The company released a statement that said the proposal was the result of good faith negotiations between the company and the union. No new changes were made to the proposed contract, said Erica Crosling, a company spokeswoman who said she learned of the ratification shortly before 10 p.m. Sunday.
"There were no new changes to the contract that we proposed in our best, last and final offer, which we gave to the union on Wednesday of last week. That is the contract that the union employees voted on and that is the contract that is ratified," she said.
"We're clearly pleased. This just means that we can continue to serve our customers in the outstanding and stellar way that our customers have become accustomed to. At the end of the day for us, it's all about our employees, and of course, delivering on our commitment to our customers."
The agreements cover nearly 6,000 union employees in Marietta, California and several other locations.
Leaders of Local Lodge 709 of the International Association of Machinists in Marietta had urged the 3,500 employees it represents to vote to strike when negotiations weren't reached last week.
The old contract was set to expire at 12:01 a.m. today and many union workers had prepared to picket in front of the plant.
Earlier on Sunday, Denise Rakestraw, IAM Local 709 president, said she hoped union members would back the negotiation committee's decision to strike.
"I have to have faith and confidence in the membership," she said. "It's up to them now."
She also said that union negotiators did not take the votes of its members lightly, particularly when the nation is facing so many economic uncertainties.
"I understand the gravity of what we're asking this membership to do. But the consequences of accepting this proposal are much, much worst," Rakestraw stated.
Rakestraw did not return cell phone messages asking for a comment regarding the ratification by press time.
It's been six years since Lockheed union employees voted to strike.
They went on strike for a week and 44 days over contracts in 2005 and 2002, respectively. However, in March 2008, workers avoided striking by ratifying a three-year deal.
Prior to Sunday, company and union negotiators had negotiated for several weeks but failed to reach tentative agreements in three separate sets of collective bargaining negotiations that concluded last Thursday in Point Clear, Ala.
Lockheed's final contract offer included a wage package that provided guaranteed pay increases totaling 8.5 percent over the next three years, a $2,500 ratification bonus, and continuation of an annual cost of living adjustment.

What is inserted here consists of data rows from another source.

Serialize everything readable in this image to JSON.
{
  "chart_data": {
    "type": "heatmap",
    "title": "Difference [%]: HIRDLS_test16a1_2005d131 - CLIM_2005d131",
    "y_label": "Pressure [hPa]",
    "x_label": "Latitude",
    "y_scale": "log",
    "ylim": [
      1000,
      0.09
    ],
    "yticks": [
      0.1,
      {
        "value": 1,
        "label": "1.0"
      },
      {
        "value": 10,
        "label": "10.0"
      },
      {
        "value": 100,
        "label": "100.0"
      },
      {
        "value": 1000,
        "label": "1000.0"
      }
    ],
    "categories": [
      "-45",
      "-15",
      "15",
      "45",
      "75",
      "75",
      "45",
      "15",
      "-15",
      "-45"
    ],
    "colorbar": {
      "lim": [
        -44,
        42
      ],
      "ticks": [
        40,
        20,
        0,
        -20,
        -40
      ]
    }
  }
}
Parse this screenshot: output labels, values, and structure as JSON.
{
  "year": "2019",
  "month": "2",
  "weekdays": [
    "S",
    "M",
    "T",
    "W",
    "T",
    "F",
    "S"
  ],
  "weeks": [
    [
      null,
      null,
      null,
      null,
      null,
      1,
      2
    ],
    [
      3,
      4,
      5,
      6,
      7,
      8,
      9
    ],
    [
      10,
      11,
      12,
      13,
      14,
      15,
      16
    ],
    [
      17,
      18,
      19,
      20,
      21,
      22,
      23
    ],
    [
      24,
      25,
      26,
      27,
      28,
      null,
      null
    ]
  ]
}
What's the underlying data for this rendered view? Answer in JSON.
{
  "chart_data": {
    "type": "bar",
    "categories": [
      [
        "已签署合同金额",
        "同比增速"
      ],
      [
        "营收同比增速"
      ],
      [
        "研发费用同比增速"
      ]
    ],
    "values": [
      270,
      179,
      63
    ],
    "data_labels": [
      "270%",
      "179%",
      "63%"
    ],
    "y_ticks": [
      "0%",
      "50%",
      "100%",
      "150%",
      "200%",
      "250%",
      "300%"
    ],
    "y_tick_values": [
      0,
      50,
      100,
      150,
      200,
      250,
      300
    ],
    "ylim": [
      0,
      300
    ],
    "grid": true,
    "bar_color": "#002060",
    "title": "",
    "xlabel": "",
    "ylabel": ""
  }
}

In addition, the company offered an $11 increase in the monthly retirement benefit to $88 per month, per year of service, for current employees.
However, for new hires or re-hires on or after today, the company created an Hourly Capital Accumulation plan, or H-CAP account, with a guaranteed quarterly company contribution of $350 deposited into an employee's account for him or her to manage.
Rakestraw had said that the pension plan for new hires and the loss of heath care provider options were the union's primary points of contention among negotiators. The wage increases were the least of their concerns, she said.
Lockheed maintained that the package it offered represented an important step in remaining competitive in its industry.
At the union hall on South Marietta Parkway, union workers were asked to vote first on whether to accept or reject the contract. That vote required only a simple majority. They also voted on whether or not to strike, which required a two-third majority of the membership.
While he thought the proposed contract was "OK," Douglas Miller, 34, of Austell said earlier in the day that he voted against it and to strike mainly because he felt the contract was unfair to new hires.
"They're not letting them have the same benefits that we have," said Miller, an eight-year avionics technician veteran. "Down the line, when it comes time for us to retire, it's going to be those new guys voting on our retirement. We can screw with the new guys coming in."
Andy Dean, 51, of Ball Ground also said he rejected the contract and voted to strike. A 28-year company veteran who works as a firefighter, Dean said he was prepared to picket for as long as it took to get a fair deal for new hires.
"We shouldn't all be either poor or rich. We need a middle-class in this country," he said. "We're building the best product in the world."
Lockheed's Marietta facility works on the F-22 stealth fighter, F-35 fighter, C-130J Hercules, P-3 wings and the C-5 modification.
The Bethesda, Md.-based aerospace company reported $45.8 billion in sales in 2010.